Field Update: Displaced Venezuelans In Urgent Need of Help
Project HOPE ‘s Teresa Narvaez recently visited Colombia and Ecuador to begin preparing HOPE’s response to the Venezuelan crisis. Read her first-person account.
Desperate hungry children and families, exhausted by hours of walking, and emotionally depleted by the pain of leaving loved ones behind, huddle in long lines at the border of Venezuela and Colombia. These are the faces of what has become the Western Hemisphere’s biggest humanitarian crisis. Hundreds of thousands of Venezuelans have fled into Brazil, Colombia, Ecuador and Peru, seeking to escape fast-worsening economic and political conditions.
For many Venezuelans, this painful, hazardous journey is their only option. Extreme hyperinflation and severe shortages of food, medicine and health care at home have forced this impossible choice.
My organization, Project HOPE, is preparing to respond to this crisis, and I recently visited border cities in Colombia and Ecuador to assess the needs of displaced Venezuelans and their host communities. During my trip, I met families grasping for hope and crying children who had endured long journeys on foot – some with no food – in extreme weather conditions.
On the ground with Venezuelans: hunger and harsh conditions
For many, the little money they had when they left Venezuela had all been quickly spent in the struggle to survive. In one city alone – the Municipality of Villa del Rosario in Colombia – we witnessed food delivery to thousands of displaced Venezuelans.
Along the border town of Rumichaca, between Venezuela and Ecuador, where the temperature ranges between 39 and 51 degrees Fahrenheit, sometimes dropping to freezing, people were hungry and cold. Most Venezuelans who had fled didn’t have adequate clothing for winter conditions, and many were looking for someone to give them a glass of water, a piece of bread, or a hot meal.
On the ground with Venezuelans: an escalating health crisis
The influx of Venezuelans is overwhelming health care systems and straining local services in host countries. This situation will likely worsen as the exodus of Venezuelans continues. By next year, three million people are expected to have fled Venezuela.

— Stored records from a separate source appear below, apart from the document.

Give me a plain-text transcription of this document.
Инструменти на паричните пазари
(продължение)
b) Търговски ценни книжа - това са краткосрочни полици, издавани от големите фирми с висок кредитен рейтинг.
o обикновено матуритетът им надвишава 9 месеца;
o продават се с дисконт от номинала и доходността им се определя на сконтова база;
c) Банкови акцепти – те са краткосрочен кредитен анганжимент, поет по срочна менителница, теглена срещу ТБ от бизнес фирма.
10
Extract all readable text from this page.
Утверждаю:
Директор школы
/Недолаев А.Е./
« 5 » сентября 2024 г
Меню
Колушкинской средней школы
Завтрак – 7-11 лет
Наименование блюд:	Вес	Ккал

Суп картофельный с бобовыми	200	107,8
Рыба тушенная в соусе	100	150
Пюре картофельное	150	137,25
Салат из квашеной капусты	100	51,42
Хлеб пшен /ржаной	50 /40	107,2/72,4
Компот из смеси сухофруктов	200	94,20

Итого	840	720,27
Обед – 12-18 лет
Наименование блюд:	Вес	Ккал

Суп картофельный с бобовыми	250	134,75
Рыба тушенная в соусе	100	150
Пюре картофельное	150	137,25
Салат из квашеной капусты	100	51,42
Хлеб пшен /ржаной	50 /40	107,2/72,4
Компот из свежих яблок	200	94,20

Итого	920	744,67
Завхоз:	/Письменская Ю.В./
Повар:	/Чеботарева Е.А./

As a registered nurse, the health crisis is especially distressing to me. Support for health needs of displaced Venezuelans is an urgent gap, since the Colombian health system requires health insurance to care for the ill.
Although Colombia is willing to provide emergency care, the cost of services for this large group of displaced people generates a huge expense to public hospitals, and it’s putting additional strain on budgets that are already overburdened.
Additionally, an alarming increase in infectious diseases, such as measles, diphtheria, chickenpox and hepatitis, is putting not only Venezuelans at risk, but also host country populations.
On the ground with Venezuelans: lack of housing poses additional threats
Families who have fled Venezuela face significant problems finding shelter and many must bed down for the night in public spaces, with no security, control or protection. Young women are forced to resort to offering sexual services for a couple of dollars just to buy food for themselves and their children. As a result, there has been an increase in cases of HIV and other sexually transmitted diseases.
Environmental sanitation in these border areas is insufficient, and there aren’t enough clean toilets available. People have no options for restroom facilities and are forced to use the streets, the walls, the parks – anywhere they can find.
What’s next for Venezuelan families?
The families and their host communities desperately need health assistance: medicines and vaccines, medical supplies and equipment, the training of health workers and the coordination of medical brigades to boost the capacity of the existing health systems. And for too many, time is running out.
Teresa Narvaez, RN, is Project HOPE’s Dominican Republic Country Director and has been integral in our Colombia response needs assessment. We are now on the ground, working with partners and hospitals and deploying medical volunteers.